Hedgehogs

Hedgehogs have an unusual dilemma…

It’s funny that when one preaches a series about something everything reminds one of whatever the topic happens to be.

If you are looking at buying a particular kind of truck you’ll see one every block, if you think “I haven’t seen so-and-so in awhile” you’ll run into them at the store, it’s just funny how it works.

Sadly, I’m preaching a series about being passive aggressive. I’m not sure what I was thinking, but it’s fairly predictable that all the passive aggressive nutbars come out of the woodwork right about the time I’m like “Hey. You know what people need to NOT be? Passive aggressive! I should totally preach a series about that!”

Stupid.

Oh well I’m into it now and might as well finish.

I feel like it’s the disease everyone is ok with in our society and if there’s one thing I know, it’s that you can’t get cured of something you don’t think you have. IE you will never go to the doctor if you keep telling everyone your leg is probably ok when it now bends in both directions and didn’t used to.

Passive aggressiveness is an extremely difficult disease to self diagnose because the first thing is does is make you blind to YOU. It’s a survival instinct.

I know what you’re thinking: your husband MUST be one of these. Well, get him to Venue and I’ll preach to him. About the final instalment of the series it will slowly dawn on you that perhaps you should have payed attention from the start, but you’re an old hand at creating a story where you’re the hero/victim every time and he the villain. Aaaand it’s probably easier to fire a whispered salvo like “I’ll bet Pastor Corey is the passive aggressive” because it’s normal for you to stage arguments with a weird fake silly selfish version of someone in your head that you win every time.

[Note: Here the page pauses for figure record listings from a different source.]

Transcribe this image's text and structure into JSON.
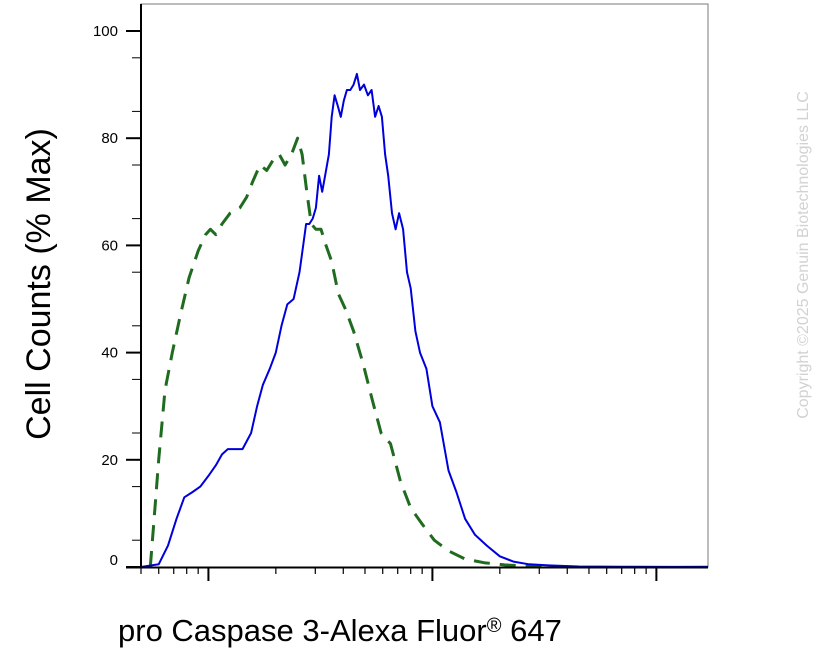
{
  "copyright": "Copyright ©2025 Genuin Biotechnologies LLC",
  "chart_data": {
    "type": "line",
    "xlabel": "pro Caspase 3-Alexa Fluor",
    "xlabel_sup": "®",
    "xlabel_tail": " 647",
    "ylabel": "Cell Counts (% Max)",
    "x_scale": "log",
    "ylim": [
      0,
      105
    ],
    "y_ticks": [
      0,
      20,
      40,
      60,
      80,
      100
    ],
    "y_tick_labels": [
      "0",
      "20",
      "40",
      "60",
      "80",
      "100"
    ],
    "x_tick_labels_shown": false,
    "legend": "none",
    "grid": false,
    "colors": {
      "series_blue": "#0000dd",
      "series_green": "#1f6b1f",
      "axis": "#000000",
      "copyright": "#d2d2d2"
    },
    "series": [
      {
        "style": "dashed",
        "color": "#1f6b1f",
        "points": [
          [
            0.55,
            0
          ],
          [
            0.57,
            8
          ],
          [
            0.6,
            20
          ],
          [
            0.64,
            33
          ],
          [
            0.69,
            40
          ],
          [
            0.75,
            47
          ],
          [
            0.82,
            54
          ],
          [
            0.9,
            59
          ],
          [
            0.97,
            62
          ],
          [
            1.02,
            63
          ],
          [
            1.08,
            62
          ],
          [
            1.15,
            64
          ],
          [
            1.25,
            66
          ],
          [
            1.38,
            67
          ],
          [
            1.48,
            69
          ],
          [
            1.58,
            72
          ],
          [
            1.7,
            75
          ],
          [
            1.82,
            74
          ],
          [
            1.95,
            76
          ],
          [
            2.07,
            77
          ],
          [
            2.2,
            75
          ],
          [
            2.35,
            77
          ],
          [
            2.5,
            80
          ],
          [
            2.62,
            77
          ],
          [
            2.75,
            70
          ],
          [
            2.88,
            64
          ],
          [
            3.02,
            63
          ],
          [
            3.18,
            63
          ],
          [
            3.35,
            60
          ],
          [
            3.55,
            57
          ],
          [
            3.8,
            51
          ],
          [
            4.1,
            48
          ],
          [
            4.45,
            44
          ],
          [
            4.9,
            38
          ],
          [
            5.4,
            31
          ],
          [
            5.9,
            25
          ],
          [
            6.5,
            23
          ],
          [
            7.2,
            16
          ],
          [
            8.0,
            11
          ],
          [
            9.0,
            8
          ],
          [
            10.2,
            5
          ],
          [
            11.8,
            3
          ],
          [
            14.0,
            1.5
          ],
          [
            17.0,
            0.8
          ],
          [
            21.0,
            0.4
          ],
          [
            26.0,
            0.2
          ],
          [
            33.0,
            0.05
          ]
        ]
      },
      {
        "style": "solid",
        "color": "#0000dd",
        "points": [
          [
            0.5,
            0
          ],
          [
            0.6,
            0.5
          ],
          [
            0.66,
            4
          ],
          [
            0.72,
            9
          ],
          [
            0.78,
            13
          ],
          [
            0.85,
            14
          ],
          [
            0.92,
            15
          ],
          [
            1.0,
            17
          ],
          [
            1.08,
            19
          ],
          [
            1.15,
            21
          ],
          [
            1.22,
            22
          ],
          [
            1.3,
            22
          ],
          [
            1.42,
            22
          ],
          [
            1.55,
            25
          ],
          [
            1.65,
            30
          ],
          [
            1.75,
            34
          ],
          [
            1.88,
            37
          ],
          [
            2.0,
            40
          ],
          [
            2.12,
            45
          ],
          [
            2.25,
            49
          ],
          [
            2.4,
            50
          ],
          [
            2.55,
            55
          ],
          [
            2.65,
            60
          ],
          [
            2.73,
            64
          ],
          [
            2.82,
            64
          ],
          [
            2.92,
            65
          ],
          [
            3.02,
            67
          ],
          [
            3.12,
            73
          ],
          [
            3.22,
            70
          ],
          [
            3.32,
            73
          ],
          [
            3.45,
            77
          ],
          [
            3.55,
            84
          ],
          [
            3.66,
            88
          ],
          [
            3.78,
            86
          ],
          [
            3.9,
            84
          ],
          [
            4.02,
            87
          ],
          [
            4.15,
            89
          ],
          [
            4.3,
            89
          ],
          [
            4.45,
            90
          ],
          [
            4.6,
            92
          ],
          [
            4.75,
            89
          ],
          [
            4.95,
            90
          ],
          [
            5.15,
            88
          ],
          [
            5.35,
            89
          ],
          [
            5.55,
            84
          ],
          [
            5.75,
            86
          ],
          [
            5.95,
            84
          ],
          [
            6.15,
            77
          ],
          [
            6.35,
            73
          ],
          [
            6.6,
            66
          ],
          [
            6.85,
            63
          ],
          [
            7.1,
            66
          ],
          [
            7.4,
            63
          ],
          [
            7.7,
            55
          ],
          [
            8.0,
            52
          ],
          [
            8.4,
            44
          ],
          [
            8.8,
            40
          ],
          [
            9.4,
            37
          ],
          [
            10.0,
            30
          ],
          [
            10.8,
            27
          ],
          [
            11.8,
            18
          ],
          [
            12.8,
            14
          ],
          [
            14.0,
            9
          ],
          [
            15.5,
            6
          ],
          [
            17.5,
            4
          ],
          [
            20.0,
            2
          ],
          [
            23.0,
            1
          ],
          [
            27.0,
            0.5
          ],
          [
            33.0,
            0.3
          ],
          [
            45.0,
            0.1
          ],
          [
            70.0,
            0.05
          ],
          [
            120.0,
            0.02
          ],
          [
            170.0,
            0.05
          ]
        ]
      }
    ]
  }
}
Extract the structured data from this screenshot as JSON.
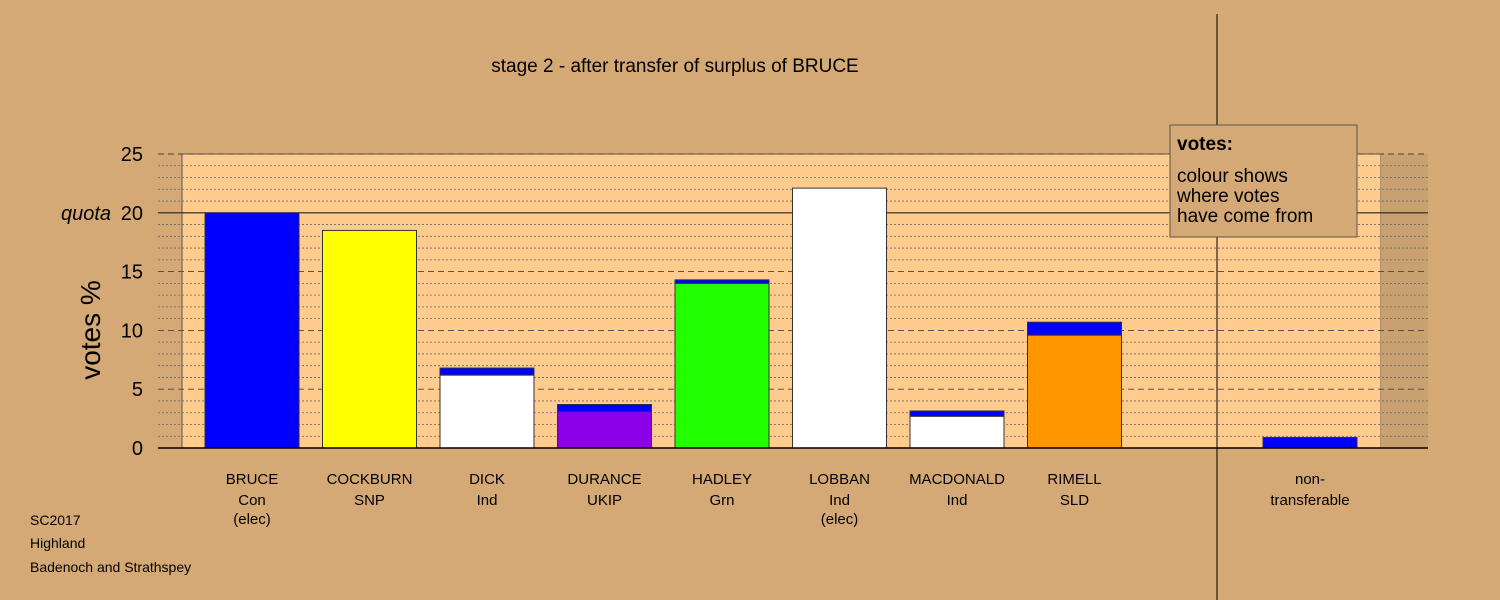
{
  "chart_data": {
    "type": "bar",
    "title": "stage 2 - after transfer of surplus of BRUCE",
    "ylabel": "votes %",
    "ylim": [
      0,
      25
    ],
    "y_ticks": [
      0,
      5,
      10,
      15,
      20,
      25
    ],
    "quota": 20,
    "quota_label": "quota",
    "grid": true,
    "legend_position": "top-right",
    "legend": {
      "title": "votes:",
      "lines": [
        "colour shows",
        "where votes",
        "have come from"
      ]
    },
    "categories": [
      {
        "name": "BRUCE",
        "party": "Con",
        "note": "(elec)"
      },
      {
        "name": "COCKBURN",
        "party": "SNP",
        "note": ""
      },
      {
        "name": "DICK",
        "party": "Ind",
        "note": ""
      },
      {
        "name": "DURANCE",
        "party": "UKIP",
        "note": ""
      },
      {
        "name": "HADLEY",
        "party": "Grn",
        "note": ""
      },
      {
        "name": "LOBBAN",
        "party": "Ind",
        "note": "(elec)"
      },
      {
        "name": "MACDONALD",
        "party": "Ind",
        "note": ""
      },
      {
        "name": "RIMELL",
        "party": "SLD",
        "note": ""
      }
    ],
    "bars": [
      {
        "segments": [
          {
            "value": 20.0,
            "color": "#0000ff"
          }
        ]
      },
      {
        "segments": [
          {
            "value": 18.5,
            "color": "#ffff00"
          }
        ]
      },
      {
        "segments": [
          {
            "value": 6.2,
            "color": "#ffffff"
          },
          {
            "value": 0.6,
            "color": "#0000ff"
          }
        ]
      },
      {
        "segments": [
          {
            "value": 3.1,
            "color": "#8b00e6"
          },
          {
            "value": 0.6,
            "color": "#0000ff"
          }
        ]
      },
      {
        "segments": [
          {
            "value": 14.0,
            "color": "#22ff00"
          },
          {
            "value": 0.3,
            "color": "#0000ff"
          }
        ]
      },
      {
        "segments": [
          {
            "value": 22.1,
            "color": "#ffffff"
          }
        ]
      },
      {
        "segments": [
          {
            "value": 2.7,
            "color": "#ffffff"
          },
          {
            "value": 0.45,
            "color": "#0000ff"
          }
        ]
      },
      {
        "segments": [
          {
            "value": 9.6,
            "color": "#ff9600"
          },
          {
            "value": 1.1,
            "color": "#0000ff"
          }
        ]
      }
    ],
    "non_transferable": {
      "label_line1": "non-",
      "label_line2": "transferable",
      "value": 0.9,
      "color": "#0000ff"
    }
  },
  "colors": {
    "background": "#d4a975",
    "plot_area": "#ffcc8e",
    "right_shade": "#c9a070"
  },
  "footer": {
    "line1": "SC2017",
    "line2": "Highland",
    "line3": "Badenoch and Strathspey"
  }
}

I have experience with PA’s y’all. I have EX    PER    I    ENCE. I know all the tricks.

Of course you don’t start as the bitter victim you find in the mirror, it began when some form of childhood hurt was done TO you. But the next step you naturally take (especially if you’re introverted) is a crucial, if ignorant error: you develop a private room for dealing with pain that has one occupant. A private clinic with one doctor/patient. You become the diseased physician.

You’re the only one who knows how to protect you right? Right! Can’t trust no one!

This might actually have been true to your story long ago, but it becomes your Achilles heel in the end.

 

When your private process has been poured in concrete you create a layer of safety around yourself that no circumstance or person can really invade.

Perhaps you’ve spotted it’s fatal flaw? The trouble is no circumstance or person can enter under anycircumstance. You don’t get to selectively numb emotions(Brené Brown).

You’ve created what amounts to a tomb.

What stops the rot or rut that happens to everyone mentally or emotionally if you’re all by yourself encased in concrete? Nothing of course! Nothing can.

What cures you when you get sick? Nothing because you fell for a lie who’s only admission fee was that YOU protect YOU best. But what happens when YOU become your worst enemy?

It’s the perfect storm. Somehow forever betrayed by everyone in your life whose common denominator is… you.

You withdraw when you should push on.

You freeze when you should move.

You start to internally resist everything that doesn’t come from within you.

But everyone you love is OUT THERE.

It’s not that theyleave you, rather you said “I do” but never did. You left first before they even knew you, but they don’t begin to suspect it because why would someone offer something they never had any intention of giving?

Their entire premise was to pull you close to protect you, but your entire premise was to keep them at arms length to protect yourself FROM them.

Look, I was just a straight up aggressive who was lucky enough to have a strong dad who didn’t put up with much. An aggressive kid’s way of learning is basically begging to be disciplined, but a passive aggressive learns something much harder to pinpoint.

They learn to hide.

Then eventually they get mad when everyone stops hide and seeking because healthy people don’t like trying to find and appease your inner child’s warped sense of safety.

When someone gets too close you just change the rules, but there are no winners then.

We all start as children but some of us morph into hedgehogs. Something painful happens and we start growing quills, and so do the people around us. This presents a problem when the temperature of life drops because humans were created for connection, but every time you get cold and come inside another hedgehogs quills stabs you or you stab them.

Do we stay alone outside where it feels safer and freeze or do we come inside and risk the immediate pain of being a flawed person living with flawed people?

Both hurt, but only one kind of pain can be recovered from.